У стоящих в толпе людей на лицах было такое выражение, словно они присутствуют при собственной казни. Некоторые ругались, другие молчали затаив дыхание, третьи были словно пристыжены, четвертые тряслись от страха. Над площадью стоял гул, то нарастая, то спадая, — будто налетали порывы ветра, хотя никто не говорил громко.

Звуки выстрелов, словно они обошли весь мир, повсюду предупреждая рабочих, отозвались далеким эхом и, обессиленные, замерли вдали.

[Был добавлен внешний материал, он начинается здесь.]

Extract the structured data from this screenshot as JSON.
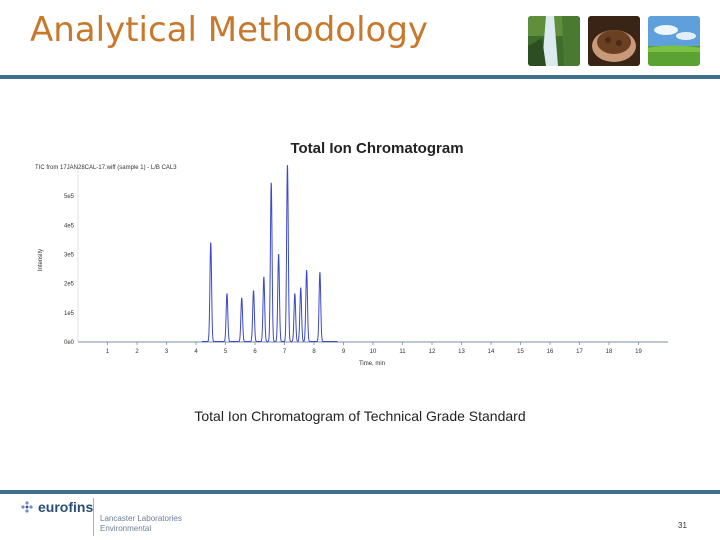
{
  "slide": {
    "title": "Analytical Methodology",
    "caption": "Total Ion Chromatogram of Technical Grade Standard",
    "page_number": "31",
    "brand": "eurofins",
    "lab_line1": "Lancaster Laboratories",
    "lab_line2": "Environmental",
    "thumbnails": [
      "waterfall-photo",
      "soil-in-hands-photo",
      "green-field-sky-photo"
    ]
  },
  "colors": {
    "title": "#c8782a",
    "rule": "#3e6f8e",
    "trace": "#3b49c9",
    "brand": "#2b4e78"
  },
  "chart_data": {
    "type": "line",
    "title": "Total Ion Chromatogram",
    "subtitle": "TIC from 17JAN28CAL-17.wiff (sample 1) - L/B CAL3",
    "xlabel": "Time, min",
    "ylabel": "Intensity",
    "xlim": [
      0,
      20
    ],
    "ylim": [
      0,
      600000
    ],
    "xticks": [
      1,
      2,
      3,
      4,
      5,
      6,
      7,
      8,
      9,
      10,
      11,
      12,
      13,
      14,
      15,
      16,
      17,
      18,
      19
    ],
    "yticks": [
      0,
      100000,
      200000,
      300000,
      400000,
      500000
    ],
    "ytick_labels": [
      "0e0",
      "1e5",
      "2e5",
      "3e5",
      "4e5",
      "5e5"
    ],
    "grid": false,
    "series": [
      {
        "peaks": [
          {
            "t": 4.5,
            "h": 340000
          },
          {
            "t": 5.05,
            "h": 165000
          },
          {
            "t": 5.55,
            "h": 150000
          },
          {
            "t": 5.95,
            "h": 175000
          },
          {
            "t": 6.3,
            "h": 222000
          },
          {
            "t": 6.55,
            "h": 545000
          },
          {
            "t": 6.8,
            "h": 300000
          },
          {
            "t": 7.1,
            "h": 605000
          },
          {
            "t": 7.35,
            "h": 165000
          },
          {
            "t": 7.55,
            "h": 185000
          },
          {
            "t": 7.75,
            "h": 245000
          },
          {
            "t": 8.2,
            "h": 238000
          }
        ]
      }
    ]
  }
}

И как ни странно, Бенедикт нисколько не удивился, увидев рядом с собой темное лицо с застывшим, горьким, ничего не забывшим взглядом. Ее глаза только слегка заволоклись, когда он воскликнул:

— Матушка Бернс!

Она смотрела куда-то мимо, и Бенедикт смутился: почему она даже не взглянула на него? Потом она вышла из толпы, и он последовал за ней, охваченный тревогой, объяснить которую он не сумел бы. Он догнал ее и взял за локоть.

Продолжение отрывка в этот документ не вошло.